Die massenhaften Übergriffe auf linken Festivals zeigen, dass auch Linke männliche Sexualität oft nicht angemessen problematisieren. Von Kim Posster



Die Vorfälle auf den Festivals Fusion und Monis Rache haben die linke Szene in Aufruhr versetzt. Auf beiden wurden zum Teil über Jahre hinweg per Spionagekameras Aufnahmen von Besucher_innen auf Dixiklos und Duschen angefertigt, die dann auf der Internetpornoseite Xhamster angeboten und im fünfstelligen Bereich angeklickt wurden. Der Täter von Monis Rache, Henning F., war jahrelang bei dem Festival und in anderen linken Strukturen eingebunden. Außerdem schützten ihn sowohl die sogenannte Erst-Kenntnis-Gruppe der Festivalorganisation als auch einige Mitbewohner_innen seines Hausprojekts dadurch, dass sie vollkommen intransparent und ohne wirkliche Konsequenzen mit ihm Täterarbeit machen wollten, bis die investigative Reporterin Patrizia Schlosser die Taten im Januar aufgedeckt hat.

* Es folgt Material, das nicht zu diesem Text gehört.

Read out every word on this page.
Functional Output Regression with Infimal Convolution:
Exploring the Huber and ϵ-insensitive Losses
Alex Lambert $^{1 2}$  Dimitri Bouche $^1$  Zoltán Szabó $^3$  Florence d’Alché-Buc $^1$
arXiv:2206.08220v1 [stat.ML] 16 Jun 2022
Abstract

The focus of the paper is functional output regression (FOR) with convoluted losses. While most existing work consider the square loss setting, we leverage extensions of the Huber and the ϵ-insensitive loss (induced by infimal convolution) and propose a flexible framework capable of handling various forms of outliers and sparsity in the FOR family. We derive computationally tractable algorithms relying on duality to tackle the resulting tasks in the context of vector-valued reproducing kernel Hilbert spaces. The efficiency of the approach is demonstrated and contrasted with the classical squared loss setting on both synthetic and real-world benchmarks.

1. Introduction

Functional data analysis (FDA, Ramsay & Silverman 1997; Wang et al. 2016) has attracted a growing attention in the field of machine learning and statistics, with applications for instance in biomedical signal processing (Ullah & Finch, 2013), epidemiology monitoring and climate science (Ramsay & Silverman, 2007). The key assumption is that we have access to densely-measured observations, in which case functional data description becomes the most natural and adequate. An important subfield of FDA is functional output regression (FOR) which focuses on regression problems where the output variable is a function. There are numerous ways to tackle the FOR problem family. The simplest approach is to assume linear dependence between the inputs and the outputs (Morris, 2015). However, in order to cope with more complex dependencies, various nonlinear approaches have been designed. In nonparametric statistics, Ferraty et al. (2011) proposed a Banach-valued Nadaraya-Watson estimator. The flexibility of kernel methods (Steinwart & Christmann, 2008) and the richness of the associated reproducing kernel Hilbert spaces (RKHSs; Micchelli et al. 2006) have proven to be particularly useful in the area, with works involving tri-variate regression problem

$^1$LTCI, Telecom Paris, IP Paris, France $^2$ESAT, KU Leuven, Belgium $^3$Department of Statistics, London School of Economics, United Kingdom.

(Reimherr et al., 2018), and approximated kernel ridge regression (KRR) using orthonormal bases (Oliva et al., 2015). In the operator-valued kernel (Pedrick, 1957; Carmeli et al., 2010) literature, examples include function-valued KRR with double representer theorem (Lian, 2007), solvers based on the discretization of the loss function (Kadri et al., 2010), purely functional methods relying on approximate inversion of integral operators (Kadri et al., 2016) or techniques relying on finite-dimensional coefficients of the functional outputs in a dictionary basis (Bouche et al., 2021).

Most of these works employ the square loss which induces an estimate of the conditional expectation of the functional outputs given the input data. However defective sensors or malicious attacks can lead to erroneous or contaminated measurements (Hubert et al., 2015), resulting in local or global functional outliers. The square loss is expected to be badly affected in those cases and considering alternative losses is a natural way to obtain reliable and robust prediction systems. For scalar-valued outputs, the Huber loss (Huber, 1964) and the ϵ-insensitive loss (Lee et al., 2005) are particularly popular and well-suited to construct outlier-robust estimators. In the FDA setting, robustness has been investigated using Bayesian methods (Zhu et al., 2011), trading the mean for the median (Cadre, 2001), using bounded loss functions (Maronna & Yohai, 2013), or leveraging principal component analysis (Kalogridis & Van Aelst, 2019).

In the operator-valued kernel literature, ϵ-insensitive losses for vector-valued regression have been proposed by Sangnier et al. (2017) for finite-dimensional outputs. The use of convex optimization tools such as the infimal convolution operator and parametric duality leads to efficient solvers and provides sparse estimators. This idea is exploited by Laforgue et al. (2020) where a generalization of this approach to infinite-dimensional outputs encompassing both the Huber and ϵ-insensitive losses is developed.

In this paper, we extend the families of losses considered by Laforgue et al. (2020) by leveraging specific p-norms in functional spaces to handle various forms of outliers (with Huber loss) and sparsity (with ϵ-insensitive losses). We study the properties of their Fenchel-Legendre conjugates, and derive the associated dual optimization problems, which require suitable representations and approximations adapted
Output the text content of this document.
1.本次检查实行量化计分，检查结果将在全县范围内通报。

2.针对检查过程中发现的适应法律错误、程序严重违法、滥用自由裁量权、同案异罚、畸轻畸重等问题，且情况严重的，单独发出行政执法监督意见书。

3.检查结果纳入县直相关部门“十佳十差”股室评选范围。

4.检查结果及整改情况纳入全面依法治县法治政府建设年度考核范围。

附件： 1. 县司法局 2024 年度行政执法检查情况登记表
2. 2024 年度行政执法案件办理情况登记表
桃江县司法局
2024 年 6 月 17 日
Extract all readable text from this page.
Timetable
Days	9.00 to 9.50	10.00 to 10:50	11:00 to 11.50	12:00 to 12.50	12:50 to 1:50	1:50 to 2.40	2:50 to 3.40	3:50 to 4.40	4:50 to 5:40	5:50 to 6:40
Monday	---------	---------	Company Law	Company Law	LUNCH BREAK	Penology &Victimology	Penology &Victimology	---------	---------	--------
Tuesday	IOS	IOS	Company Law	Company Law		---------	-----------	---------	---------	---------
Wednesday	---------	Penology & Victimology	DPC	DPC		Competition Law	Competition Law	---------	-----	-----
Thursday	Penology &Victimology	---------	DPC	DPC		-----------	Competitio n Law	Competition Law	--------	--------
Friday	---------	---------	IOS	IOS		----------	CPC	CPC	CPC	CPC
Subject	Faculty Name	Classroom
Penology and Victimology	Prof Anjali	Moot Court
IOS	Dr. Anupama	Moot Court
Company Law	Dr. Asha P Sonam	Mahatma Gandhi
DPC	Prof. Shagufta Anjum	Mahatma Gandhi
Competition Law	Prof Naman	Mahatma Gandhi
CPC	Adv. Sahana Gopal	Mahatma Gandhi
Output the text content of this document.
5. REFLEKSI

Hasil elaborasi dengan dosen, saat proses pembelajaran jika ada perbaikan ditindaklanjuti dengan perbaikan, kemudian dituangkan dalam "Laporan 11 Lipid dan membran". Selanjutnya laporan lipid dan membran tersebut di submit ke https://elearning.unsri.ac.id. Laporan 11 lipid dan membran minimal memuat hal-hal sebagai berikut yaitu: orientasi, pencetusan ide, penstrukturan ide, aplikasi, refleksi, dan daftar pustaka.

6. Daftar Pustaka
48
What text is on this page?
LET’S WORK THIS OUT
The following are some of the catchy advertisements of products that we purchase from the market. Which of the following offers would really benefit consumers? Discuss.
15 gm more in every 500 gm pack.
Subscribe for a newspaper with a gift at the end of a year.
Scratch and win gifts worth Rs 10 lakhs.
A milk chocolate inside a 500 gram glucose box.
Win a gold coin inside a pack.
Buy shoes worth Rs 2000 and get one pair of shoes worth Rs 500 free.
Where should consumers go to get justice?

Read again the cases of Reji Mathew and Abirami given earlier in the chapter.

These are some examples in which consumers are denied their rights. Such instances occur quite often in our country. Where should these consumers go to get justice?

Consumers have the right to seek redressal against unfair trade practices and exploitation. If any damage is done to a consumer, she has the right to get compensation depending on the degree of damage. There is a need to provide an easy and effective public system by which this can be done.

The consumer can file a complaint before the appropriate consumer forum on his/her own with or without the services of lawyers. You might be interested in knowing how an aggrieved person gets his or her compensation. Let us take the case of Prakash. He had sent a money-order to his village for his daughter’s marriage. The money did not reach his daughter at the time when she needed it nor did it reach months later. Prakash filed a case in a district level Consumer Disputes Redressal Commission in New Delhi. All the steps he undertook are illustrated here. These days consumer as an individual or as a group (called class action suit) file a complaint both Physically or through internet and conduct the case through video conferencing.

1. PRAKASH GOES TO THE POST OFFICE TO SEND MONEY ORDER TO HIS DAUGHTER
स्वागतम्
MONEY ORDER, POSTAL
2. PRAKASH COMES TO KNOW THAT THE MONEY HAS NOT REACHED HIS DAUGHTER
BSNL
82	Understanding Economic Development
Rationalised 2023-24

Seitdem gibt es wieder verstärkte Diskussionen über Übergriffe, Täterschutz und die Möglichkeiten sogenannter Awareness-Konzepte in linken Räumen. Außerdem steht die Unterstützung der Betroffenen, überwiegend Frauen und Menschen, die für Frauen gehalten wurden, im Fokus. Hierzu bieten die Artikel der Journalistin Bilke Schnibbe klare und schonungslose Analysen. Welche Rolle männliche Sexualität für diese Exzesse, Rape Culture im allgemeinen und den Umgang mit ihnen spielt, wird dabei stets mitgedacht, aber selten ausgeführt. Deswegen lohnt es sich, daran zu erinnern, was dahintersteht, wenn sich erneut zeigt, dass auch linke Männer erst mal Männer und erst dann Linke sind.

Linke Männerphantasien

Das offenbarten die Reaktionen linker (heterosexueller, cis) Männer auf die Vorfälle. Viele, die von Rape Culture und den alltäglichen sexuellen Übergriffen auf Frauen und Queers wenig bis gar nichts wissen (wollen), zeigten sich diesmal schockiert, weil Ignoranz aufgrund des Ausmaßes und der Öffentlichkeit der Vorfälle unmöglich und mit großer Wahrscheinlichkeit eine eigene Partnerin oder Freund_in betroffen war. Der darauf folgende Umgang nahm dabei meist die üblichen Formen männlicher »Praxis« an: Entweder standen Männer verunsichert und planlos im Weg und verlängerten ihre verständliche Überforderung im Angesicht der Gewalt in die dauerhafte Überforderung, diese zu begreifen und sich zu ihr zu verhalten; oder man(n) ging umstandslos über in kraftmeierischen Aktionismus und verkündete, dass man sich »das Schwein« und die »Perversen«, die seine Videos anschauen, mal zur Brust nehmen wolle. Beide Umgangsweisen konnten sich weit verbreiten, weil es nach wie vor wenig Strukturen, Organisation und Austauschmöglichkeiten von und für Männer zu diesem Thema gibt – was eine klassisch profeministische Aufgabe wäre. Trotzdem speist sich sowohl die ambivalente Passivität als auch die pseudo-souveräne Externalisierung aus ein und derselben Quelle: der Identifikation mit den Tätern und ihrer Sexualität. Gerade weil Männer (unbewusst) wissen, dass sie mehr mit den Tätern gemein haben, als ihnen lieb ist, zeigen sie so oft Abwehr, statt die Bedeutung solcher Taten zu begreifen und in ihrem Umgang solidarische Konsequenzen zu ziehen.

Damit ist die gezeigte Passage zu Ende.